Dissertation committee:
Κωνσταντίνος. Σφέτσος, Καθηγητής του Τμήματος Φυσικής του ΕΚΠΑ
Γεώργιος Διαμάντης, Αναπληρωτής Καθηγητής Φυσικής του ΕΚΠΑ
Αναστάσιος Πέτκου, Καθηγητής του Τμήματος Φυσικής του ΑΠΘ
Φώτιος Διάκονος, Καθηγητής του Τμήματος Φυσικής του ΕΚΠΑ
Ιωάννης Παπαδημητρίου, Επίκουρος Καθηγητής του Τμήματος Φυσικής του ΕΚΠΑ
Βασίλειος Σπανός, Αναπληρωτής Καθηγητή του Τμήματος Φυσικής του ΕΚΠΑ
Νικόλαος Τετράδης, Καθηγητής του Τμήματος Φυσικής του ΕΚΠΑ
Summary:
This thesis provides a better understanding of a large class of two dimensional integrable theories that are constructed as generalizations of the well known lambda models. They appear as multiparametric deformations of products of conformal field theories (CFTs), with the key property that every CFT is assigned with a different level $k_i$. The operators driving away the models in consideration from the conformal points couple the Kac-Moody currents of adjacent copies of algebras and induce non trivial RG flows towards well defined IR fixed points. Below we present the structure of the thesis at hand, which is organized into three main parts. In the first and second part, which are mainly bibliographic, we introduce the important concepts and formalism necessary for a better understanding of the third part which contains original research results.

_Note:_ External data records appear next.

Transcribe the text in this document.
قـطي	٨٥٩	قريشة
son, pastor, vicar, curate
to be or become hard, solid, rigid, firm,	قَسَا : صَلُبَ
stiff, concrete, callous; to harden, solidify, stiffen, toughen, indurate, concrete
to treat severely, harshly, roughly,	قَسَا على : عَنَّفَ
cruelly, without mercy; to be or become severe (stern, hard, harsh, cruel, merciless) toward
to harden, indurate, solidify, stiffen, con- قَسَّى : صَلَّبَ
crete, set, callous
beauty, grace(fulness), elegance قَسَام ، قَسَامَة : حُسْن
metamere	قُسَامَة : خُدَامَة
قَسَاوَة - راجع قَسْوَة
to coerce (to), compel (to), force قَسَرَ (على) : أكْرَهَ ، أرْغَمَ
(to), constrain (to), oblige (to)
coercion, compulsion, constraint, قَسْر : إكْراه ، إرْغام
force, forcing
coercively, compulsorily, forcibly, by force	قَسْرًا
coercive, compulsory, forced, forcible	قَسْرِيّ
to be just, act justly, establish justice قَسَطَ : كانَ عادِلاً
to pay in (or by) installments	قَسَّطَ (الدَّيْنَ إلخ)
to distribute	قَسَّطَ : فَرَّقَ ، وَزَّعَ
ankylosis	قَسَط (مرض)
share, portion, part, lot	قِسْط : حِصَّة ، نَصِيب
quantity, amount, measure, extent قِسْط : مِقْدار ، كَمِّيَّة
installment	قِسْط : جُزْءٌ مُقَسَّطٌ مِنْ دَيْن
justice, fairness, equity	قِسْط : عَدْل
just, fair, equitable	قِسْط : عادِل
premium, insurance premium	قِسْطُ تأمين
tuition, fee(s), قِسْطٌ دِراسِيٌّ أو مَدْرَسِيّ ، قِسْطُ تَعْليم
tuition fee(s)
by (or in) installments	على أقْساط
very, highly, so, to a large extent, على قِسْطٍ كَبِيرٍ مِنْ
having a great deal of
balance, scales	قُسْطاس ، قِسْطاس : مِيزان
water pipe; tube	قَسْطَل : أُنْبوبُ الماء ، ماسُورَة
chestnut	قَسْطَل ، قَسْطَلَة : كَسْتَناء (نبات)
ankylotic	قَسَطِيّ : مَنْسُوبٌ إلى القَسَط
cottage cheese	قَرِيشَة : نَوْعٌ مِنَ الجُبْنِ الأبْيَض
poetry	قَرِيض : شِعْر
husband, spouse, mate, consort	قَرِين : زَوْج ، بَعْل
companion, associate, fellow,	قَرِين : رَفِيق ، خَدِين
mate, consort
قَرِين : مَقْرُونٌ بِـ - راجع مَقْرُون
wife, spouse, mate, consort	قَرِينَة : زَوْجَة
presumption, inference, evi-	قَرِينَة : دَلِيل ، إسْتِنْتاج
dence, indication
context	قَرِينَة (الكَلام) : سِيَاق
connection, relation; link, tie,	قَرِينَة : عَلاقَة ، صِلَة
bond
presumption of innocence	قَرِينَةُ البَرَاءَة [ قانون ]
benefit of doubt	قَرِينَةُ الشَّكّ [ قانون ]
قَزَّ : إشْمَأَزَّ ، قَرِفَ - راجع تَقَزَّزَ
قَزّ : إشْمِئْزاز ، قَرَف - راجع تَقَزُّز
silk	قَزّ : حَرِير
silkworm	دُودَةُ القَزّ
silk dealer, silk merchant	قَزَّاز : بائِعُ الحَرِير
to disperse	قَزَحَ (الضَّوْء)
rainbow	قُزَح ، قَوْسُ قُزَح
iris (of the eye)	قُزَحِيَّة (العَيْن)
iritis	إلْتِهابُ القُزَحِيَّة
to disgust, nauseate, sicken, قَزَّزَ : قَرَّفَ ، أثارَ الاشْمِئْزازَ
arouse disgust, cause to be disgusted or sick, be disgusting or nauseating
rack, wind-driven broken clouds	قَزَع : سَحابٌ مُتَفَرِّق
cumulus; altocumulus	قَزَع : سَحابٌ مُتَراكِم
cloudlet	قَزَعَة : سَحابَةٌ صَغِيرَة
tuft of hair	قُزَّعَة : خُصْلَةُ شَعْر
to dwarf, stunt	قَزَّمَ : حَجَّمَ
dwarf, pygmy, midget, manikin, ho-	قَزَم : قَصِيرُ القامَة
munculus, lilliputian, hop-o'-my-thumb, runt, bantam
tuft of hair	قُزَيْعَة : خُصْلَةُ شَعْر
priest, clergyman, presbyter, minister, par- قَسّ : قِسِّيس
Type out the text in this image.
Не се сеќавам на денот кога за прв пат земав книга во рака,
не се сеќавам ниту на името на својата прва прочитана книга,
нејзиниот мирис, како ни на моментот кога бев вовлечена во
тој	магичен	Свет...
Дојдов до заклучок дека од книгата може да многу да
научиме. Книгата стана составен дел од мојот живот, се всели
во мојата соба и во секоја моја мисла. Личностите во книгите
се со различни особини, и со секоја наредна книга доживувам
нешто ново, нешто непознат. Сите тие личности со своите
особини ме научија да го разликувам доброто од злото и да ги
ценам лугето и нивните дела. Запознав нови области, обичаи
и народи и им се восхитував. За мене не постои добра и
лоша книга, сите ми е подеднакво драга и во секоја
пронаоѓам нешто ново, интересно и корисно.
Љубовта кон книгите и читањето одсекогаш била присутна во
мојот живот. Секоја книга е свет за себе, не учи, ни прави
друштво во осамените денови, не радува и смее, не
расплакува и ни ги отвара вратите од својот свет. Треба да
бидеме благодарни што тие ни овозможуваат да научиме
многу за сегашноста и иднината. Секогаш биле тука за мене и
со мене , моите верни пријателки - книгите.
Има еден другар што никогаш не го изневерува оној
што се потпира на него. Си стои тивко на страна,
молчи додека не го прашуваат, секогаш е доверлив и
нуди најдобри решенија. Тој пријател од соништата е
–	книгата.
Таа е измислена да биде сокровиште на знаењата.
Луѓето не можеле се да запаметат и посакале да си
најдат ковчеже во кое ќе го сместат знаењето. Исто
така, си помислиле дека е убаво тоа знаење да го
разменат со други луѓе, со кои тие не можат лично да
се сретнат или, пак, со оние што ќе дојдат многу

In particular, the part one introduces the bosonic sigma models. We study both closed and open strings and describe how the conformality on the worldsheet restricts
the dynamics of the target space and D-branes respectively. We then continue with the analysis of classical integrable theories focusing on the mathematical tools of integrability and the principal chiral model (PCM). Both the group and symmetric space cases is discussed in detail, focusing on their integrability structures and RG flows. These models are well known building blocks of string theory solutions with appropriate Ramond-Ramond fields and have played a crucial role in applications of the gauge/gravity duality. Besides integrable models, exact conformal sigma models are of main importance in this thesis. Such theories provide us with consistent string backgrounds in their own right. We study two main examples, the WZW and gauged WZW model, focusing entirely on their lagrangian formulation. A brief overview of the asymmetric cosets is additionally given. Lastly we consider open strings in the PCM and WZW models. A detailed analysis of their reformulation towards the definition of consistent boundary conditions and their geometric realization as D-branes is given. In the case of conformal/integrable theories such boundary conditions preserve their conformality/integrability respectively. As examples we present all the conformal brane geometries for a product of WZW models and the integrable ones for the PCM.
On the second part of this thesis we consider the well known $\l$-deformations for both the group and symmetric space cases. As before we study their integrable structure and RG flows, which reveal that they interpolate between exactly conformal WZW models in the UV and the non-abelian T-dual of the PCM towards the IR. A notable number of techniques has been developed, which vary from traditional field theory to geometric ones, for the calculations of various physical quantities. Specific cases of the $\l$-models have been embedded in ten dimensional solutions of type-II supergravity leading to potential generalizations of the gauge/gravity duality. Lastly we give the construction of integrable D-brane configurations. We show that the geometric picture of D-branes in WZW models as twisted conjugacy classes persist in the deformation. We obtain such configurations by applying the integrability techniques of the previous chapter for the PCM.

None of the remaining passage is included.